Compared to ARC-3, which introduces sequential environments and interaction, Active-ARC is deliberately more modest. It retains the “abstract transformations” character central to ARC-1/2, while adding a minimal action interface. In this sense, Active-ARC can be viewed as a bridge—a step toward interactive intelligence measurement without leaving ARC’s symbolic domain.

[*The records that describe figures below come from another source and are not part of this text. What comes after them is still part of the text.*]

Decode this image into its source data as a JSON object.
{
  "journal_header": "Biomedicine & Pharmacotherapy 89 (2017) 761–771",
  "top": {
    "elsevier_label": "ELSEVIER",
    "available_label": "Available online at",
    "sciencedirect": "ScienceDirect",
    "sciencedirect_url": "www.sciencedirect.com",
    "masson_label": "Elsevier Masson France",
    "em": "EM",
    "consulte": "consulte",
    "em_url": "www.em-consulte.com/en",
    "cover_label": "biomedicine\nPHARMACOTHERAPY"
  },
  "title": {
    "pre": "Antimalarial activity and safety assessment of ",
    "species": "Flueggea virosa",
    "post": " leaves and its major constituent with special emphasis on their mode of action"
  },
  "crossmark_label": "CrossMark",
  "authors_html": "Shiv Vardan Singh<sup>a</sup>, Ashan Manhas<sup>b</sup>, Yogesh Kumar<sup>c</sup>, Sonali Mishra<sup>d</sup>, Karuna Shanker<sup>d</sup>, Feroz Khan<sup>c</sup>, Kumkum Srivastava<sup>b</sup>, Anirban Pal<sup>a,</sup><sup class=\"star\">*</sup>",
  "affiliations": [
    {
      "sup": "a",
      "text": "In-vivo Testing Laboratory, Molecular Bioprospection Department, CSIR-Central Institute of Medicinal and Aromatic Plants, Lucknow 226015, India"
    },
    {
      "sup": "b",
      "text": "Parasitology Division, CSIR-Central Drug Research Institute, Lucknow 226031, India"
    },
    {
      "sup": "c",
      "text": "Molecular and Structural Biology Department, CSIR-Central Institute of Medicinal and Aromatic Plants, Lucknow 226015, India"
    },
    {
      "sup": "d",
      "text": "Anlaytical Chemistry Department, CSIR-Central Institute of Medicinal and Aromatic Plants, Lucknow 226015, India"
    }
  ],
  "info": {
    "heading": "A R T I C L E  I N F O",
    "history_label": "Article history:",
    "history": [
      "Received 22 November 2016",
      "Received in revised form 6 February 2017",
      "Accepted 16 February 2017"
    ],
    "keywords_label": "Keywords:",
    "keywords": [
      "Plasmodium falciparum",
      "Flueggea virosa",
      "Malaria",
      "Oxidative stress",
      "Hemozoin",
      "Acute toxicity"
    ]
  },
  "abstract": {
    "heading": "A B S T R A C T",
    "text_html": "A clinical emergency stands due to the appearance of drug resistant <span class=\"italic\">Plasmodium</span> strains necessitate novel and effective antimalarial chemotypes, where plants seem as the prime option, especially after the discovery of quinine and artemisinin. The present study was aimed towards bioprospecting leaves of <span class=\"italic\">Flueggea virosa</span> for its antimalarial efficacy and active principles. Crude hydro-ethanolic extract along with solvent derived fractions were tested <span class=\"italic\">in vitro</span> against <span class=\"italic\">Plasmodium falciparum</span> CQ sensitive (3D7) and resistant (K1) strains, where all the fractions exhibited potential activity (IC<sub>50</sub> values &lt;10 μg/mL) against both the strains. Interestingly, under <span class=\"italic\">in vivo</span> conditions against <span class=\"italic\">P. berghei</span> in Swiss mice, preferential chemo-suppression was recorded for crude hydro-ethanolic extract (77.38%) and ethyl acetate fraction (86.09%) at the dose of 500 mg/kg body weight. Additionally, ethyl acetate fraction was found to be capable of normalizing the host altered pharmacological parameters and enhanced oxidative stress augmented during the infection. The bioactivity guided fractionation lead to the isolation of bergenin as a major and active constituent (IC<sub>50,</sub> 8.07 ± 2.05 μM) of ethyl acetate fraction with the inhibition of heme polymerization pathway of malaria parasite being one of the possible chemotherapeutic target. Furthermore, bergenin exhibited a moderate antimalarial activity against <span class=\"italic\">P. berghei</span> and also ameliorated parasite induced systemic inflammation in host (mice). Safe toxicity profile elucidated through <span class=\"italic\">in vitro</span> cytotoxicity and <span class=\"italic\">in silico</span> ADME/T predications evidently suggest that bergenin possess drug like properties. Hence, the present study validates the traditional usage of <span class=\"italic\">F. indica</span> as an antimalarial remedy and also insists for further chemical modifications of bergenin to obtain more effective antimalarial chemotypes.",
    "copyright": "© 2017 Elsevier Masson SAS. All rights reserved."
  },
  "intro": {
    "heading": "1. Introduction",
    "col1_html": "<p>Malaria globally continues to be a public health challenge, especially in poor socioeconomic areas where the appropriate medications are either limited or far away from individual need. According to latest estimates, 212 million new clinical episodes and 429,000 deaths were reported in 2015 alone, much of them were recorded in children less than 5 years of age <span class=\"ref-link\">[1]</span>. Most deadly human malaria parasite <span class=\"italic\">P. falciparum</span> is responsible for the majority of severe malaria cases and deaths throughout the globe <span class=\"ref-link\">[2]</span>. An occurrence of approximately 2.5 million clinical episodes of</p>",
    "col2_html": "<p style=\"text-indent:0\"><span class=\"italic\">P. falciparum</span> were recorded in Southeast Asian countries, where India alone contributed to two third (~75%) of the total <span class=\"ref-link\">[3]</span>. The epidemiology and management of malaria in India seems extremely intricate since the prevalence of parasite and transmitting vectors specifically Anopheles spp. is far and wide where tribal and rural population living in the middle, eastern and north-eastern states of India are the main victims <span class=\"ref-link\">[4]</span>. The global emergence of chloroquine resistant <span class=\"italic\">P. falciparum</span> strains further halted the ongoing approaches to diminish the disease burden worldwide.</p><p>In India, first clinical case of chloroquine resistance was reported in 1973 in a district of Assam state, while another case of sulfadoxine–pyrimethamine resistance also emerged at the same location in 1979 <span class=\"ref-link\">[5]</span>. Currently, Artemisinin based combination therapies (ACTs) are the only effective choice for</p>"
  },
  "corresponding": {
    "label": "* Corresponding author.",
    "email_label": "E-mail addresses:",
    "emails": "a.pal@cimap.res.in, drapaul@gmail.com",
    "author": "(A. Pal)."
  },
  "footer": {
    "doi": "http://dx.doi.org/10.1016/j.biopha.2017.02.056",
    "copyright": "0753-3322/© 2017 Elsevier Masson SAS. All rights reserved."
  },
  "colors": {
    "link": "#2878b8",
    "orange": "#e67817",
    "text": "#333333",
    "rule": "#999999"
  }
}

6. Practical Considerations

Implementing Active-ARC raises several design questions:

• Oracle construction: ensuring no unintended information leakage
• Handling undefined inputs: choosing a principled, consistent behavior
• Anti-gaming: avoiding overly complex mechanisms that become secondary oracles
• Human baselines: grounding the metric by measuring human query efficiency

A prototype implementation is feasible, especially using existing DSL-based enumerations of ARC tasks. Careful engineering is required but the conceptual challenges seem surmountable.

7. Conclusion: Toward Benchmarks With More Informative Signals

ARC remains one of the most carefully constructed benchmarks in AI, notable not only for its difficulty but for its clarity of purpose. It has pushed the community to grapple with abstraction more seriously and exposed where contemporary methods still fall short.

However, as a research loss function, ARC provides very sparse gradients. It tells us when we have succeeded, but not much about the space between. Active-ARC aims to provide a slightly smoother landscape—still rigorous, still abstract, but more diagnostic and more aligned with the measurement of skill acquisition efficiency.

This proposal is not meant as a replacement for ARC, nor an attempt to redefine its philosophy. Instead, it is an invitation to explore how ARC’s central ideas might extend into the realm of active querying, while keeping the abstraction-and-reasoning spirit intact.

If intelligence is partly the ability to choose the right experiment, then allowing ARC agents to act—carefully, minimally—may help us study that dimension more directly, and perhaps bring us a little closer to benchmarks that reflect the full richness of learning.